What is the potential for climate clubs in the context of the global political and economic landscape? Two new studies by NDC ASPECTS


In response to the limitations and failings of the multilateral UN climate change regime, a range of new and dynamic climate governance arrangements have emerged, including climate clubs. Two new studies by NDC ASPECTS analyse the potential for climate clubs in the context of the global political and economic landscape, especially regarding the emerging geopolitical rivalry and increasing industrial policy nationalism. The first study provides qualitative insights into different design options of climate clubs and their possible implications, while the second study analyses quantitatively the economic and environmental effects of protectionist and nationalist industrial policies.

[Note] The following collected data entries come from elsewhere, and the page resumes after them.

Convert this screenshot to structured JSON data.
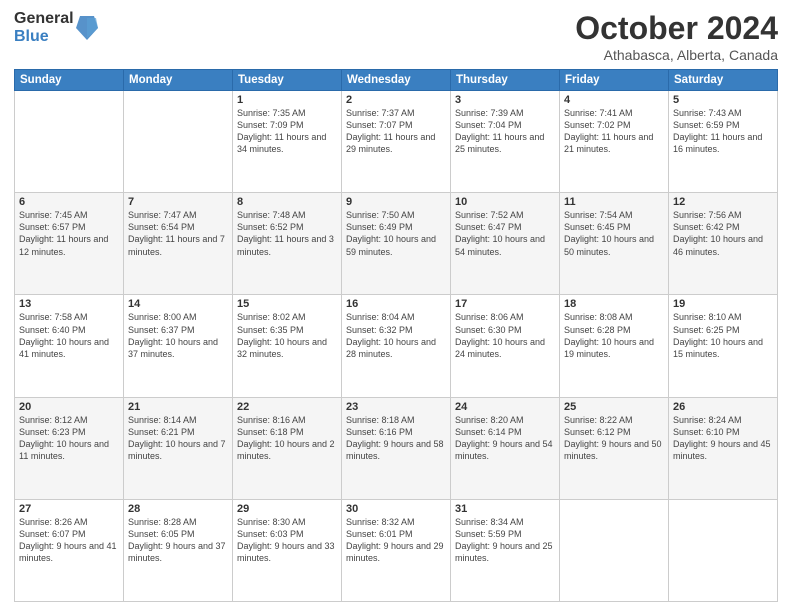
{
  "logo": {
    "general": "General",
    "blue": "Blue"
  },
  "title": "October 2024",
  "location": "Athabasca, Alberta, Canada",
  "weekdays": [
    "Sunday",
    "Monday",
    "Tuesday",
    "Wednesday",
    "Thursday",
    "Friday",
    "Saturday"
  ],
  "weeks": [
    [
      {
        "day": "",
        "sunrise": "",
        "sunset": "",
        "daylight": ""
      },
      {
        "day": "",
        "sunrise": "",
        "sunset": "",
        "daylight": ""
      },
      {
        "day": "1",
        "sunrise": "Sunrise: 7:35 AM",
        "sunset": "Sunset: 7:09 PM",
        "daylight": "Daylight: 11 hours and 34 minutes."
      },
      {
        "day": "2",
        "sunrise": "Sunrise: 7:37 AM",
        "sunset": "Sunset: 7:07 PM",
        "daylight": "Daylight: 11 hours and 29 minutes."
      },
      {
        "day": "3",
        "sunrise": "Sunrise: 7:39 AM",
        "sunset": "Sunset: 7:04 PM",
        "daylight": "Daylight: 11 hours and 25 minutes."
      },
      {
        "day": "4",
        "sunrise": "Sunrise: 7:41 AM",
        "sunset": "Sunset: 7:02 PM",
        "daylight": "Daylight: 11 hours and 21 minutes."
      },
      {
        "day": "5",
        "sunrise": "Sunrise: 7:43 AM",
        "sunset": "Sunset: 6:59 PM",
        "daylight": "Daylight: 11 hours and 16 minutes."
      }
    ],
    [
      {
        "day": "6",
        "sunrise": "Sunrise: 7:45 AM",
        "sunset": "Sunset: 6:57 PM",
        "daylight": "Daylight: 11 hours and 12 minutes."
      },
      {
        "day": "7",
        "sunrise": "Sunrise: 7:47 AM",
        "sunset": "Sunset: 6:54 PM",
        "daylight": "Daylight: 11 hours and 7 minutes."
      },
      {
        "day": "8",
        "sunrise": "Sunrise: 7:48 AM",
        "sunset": "Sunset: 6:52 PM",
        "daylight": "Daylight: 11 hours and 3 minutes."
      },
      {
        "day": "9",
        "sunrise": "Sunrise: 7:50 AM",
        "sunset": "Sunset: 6:49 PM",
        "daylight": "Daylight: 10 hours and 59 minutes."
      },
      {
        "day": "10",
        "sunrise": "Sunrise: 7:52 AM",
        "sunset": "Sunset: 6:47 PM",
        "daylight": "Daylight: 10 hours and 54 minutes."
      },
      {
        "day": "11",
        "sunrise": "Sunrise: 7:54 AM",
        "sunset": "Sunset: 6:45 PM",
        "daylight": "Daylight: 10 hours and 50 minutes."
      },
      {
        "day": "12",
        "sunrise": "Sunrise: 7:56 AM",
        "sunset": "Sunset: 6:42 PM",
        "daylight": "Daylight: 10 hours and 46 minutes."
      }
    ],
    [
      {
        "day": "13",
        "sunrise": "Sunrise: 7:58 AM",
        "sunset": "Sunset: 6:40 PM",
        "daylight": "Daylight: 10 hours and 41 minutes."
      },
      {
        "day": "14",
        "sunrise": "Sunrise: 8:00 AM",
        "sunset": "Sunset: 6:37 PM",
        "daylight": "Daylight: 10 hours and 37 minutes."
      },
      {
        "day": "15",
        "sunrise": "Sunrise: 8:02 AM",
        "sunset": "Sunset: 6:35 PM",
        "daylight": "Daylight: 10 hours and 32 minutes."
      },
      {
        "day": "16",
        "sunrise": "Sunrise: 8:04 AM",
        "sunset": "Sunset: 6:32 PM",
        "daylight": "Daylight: 10 hours and 28 minutes."
      },
      {
        "day": "17",
        "sunrise": "Sunrise: 8:06 AM",
        "sunset": "Sunset: 6:30 PM",
        "daylight": "Daylight: 10 hours and 24 minutes."
      },
      {
        "day": "18",
        "sunrise": "Sunrise: 8:08 AM",
        "sunset": "Sunset: 6:28 PM",
        "daylight": "Daylight: 10 hours and 19 minutes."
      },
      {
        "day": "19",
        "sunrise": "Sunrise: 8:10 AM",
        "sunset": "Sunset: 6:25 PM",
        "daylight": "Daylight: 10 hours and 15 minutes."
      }
    ],
    [
      {
        "day": "20",
        "sunrise": "Sunrise: 8:12 AM",
        "sunset": "Sunset: 6:23 PM",
        "daylight": "Daylight: 10 hours and 11 minutes."
      },
      {
        "day": "21",
        "sunrise": "Sunrise: 8:14 AM",
        "sunset": "Sunset: 6:21 PM",
        "daylight": "Daylight: 10 hours and 7 minutes."
      },
      {
        "day": "22",
        "sunrise": "Sunrise: 8:16 AM",
        "sunset": "Sunset: 6:18 PM",
        "daylight": "Daylight: 10 hours and 2 minutes."
      },
      {
        "day": "23",
        "sunrise": "Sunrise: 8:18 AM",
        "sunset": "Sunset: 6:16 PM",
        "daylight": "Daylight: 9 hours and 58 minutes."
      },
      {
        "day": "24",
        "sunrise": "Sunrise: 8:20 AM",
        "sunset": "Sunset: 6:14 PM",
        "daylight": "Daylight: 9 hours and 54 minutes."
      },
      {
        "day": "25",
        "sunrise": "Sunrise: 8:22 AM",
        "sunset": "Sunset: 6:12 PM",
        "daylight": "Daylight: 9 hours and 50 minutes."
      },
      {
        "day": "26",
        "sunrise": "Sunrise: 8:24 AM",
        "sunset": "Sunset: 6:10 PM",
        "daylight": "Daylight: 9 hours and 45 minutes."
      }
    ],
    [
      {
        "day": "27",
        "sunrise": "Sunrise: 8:26 AM",
        "sunset": "Sunset: 6:07 PM",
        "daylight": "Daylight: 9 hours and 41 minutes."
      },
      {
        "day": "28",
        "sunrise": "Sunrise: 8:28 AM",
        "sunset": "Sunset: 6:05 PM",
        "daylight": "Daylight: 9 hours and 37 minutes."
      },
      {
        "day": "29",
        "sunrise": "Sunrise: 8:30 AM",
        "sunset": "Sunset: 6:03 PM",
        "daylight": "Daylight: 9 hours and 33 minutes."
      },
      {
        "day": "30",
        "sunrise": "Sunrise: 8:32 AM",
        "sunset": "Sunset: 6:01 PM",
        "daylight": "Daylight: 9 hours and 29 minutes."
      },
      {
        "day": "31",
        "sunrise": "Sunrise: 8:34 AM",
        "sunset": "Sunset: 5:59 PM",
        "daylight": "Daylight: 9 hours and 25 minutes."
      },
      {
        "day": "",
        "sunrise": "",
        "sunset": "",
        "daylight": ""
      },
      {
        "day": "",
        "sunrise": "",
        "sunset": "",
        "daylight": ""
      }
    ]
  ]
}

Specifically, the first study by Catherine Hall aims to analyse different design options of climate clubs through the lens of the principle of common but differentiated responsibilities and respective capabilities (CBDR-RC). First, it explains the general rationale for climate clubs and presents a spectrum of key club design features. Second, it conceptualises the principle of CBDR-RC and describes how this has been operationalised. Third, it draws on existing club-like arrangements – namely, the Climate Club launched at COP28, the Clean Energy Ministerial, and the proposed EU-US Global Arrangement on Sustainable Steel and Aluminium – to critically examine whether different design options are (likely to be) compatible with the principle of CBDR-RC. Last, the study explores how differentiation could be woven into the architecture of future climate clubs.

The second study by Lukas Hermwille, Panagiotis Fragkos, and Kostas Fragkiadakis develops scenarios of strong industrial policy nationalism, weak industrial policy nationalism, and transatlantic friendshoring and compares these scenarios with a baseline representing the status quo of trade in selected commodities and technologies. They find that environmental effects are surprisingly small. (Strong) Industrial Policy Nationalism can even be good for the climate (lower global emissions), but only because it is so bad for the economy (it suppresses economic development and leads to unemployment). Secondly, industrial policy nationalism can cause collateral damage. The rest of the world actually suffers from the implementation of strong industrial policy nationalism. And thirdly, weak industrial policy nationalism does not work. Unless strict trade restrictions are imposed, industrial policy nationalism fails to achieve its purpose to build globally competitive industries and significantly reduce import dependency for key green technologies. While we need a technology race against climate change, the analysis demonstrates that it needs to be a race in a collaborative spirit in which all contestants encourage each other to perform at their best. But a race in the spirit of geopolitical rivalry fuelled by industrial policy nationalism may ultimately cost us the climate.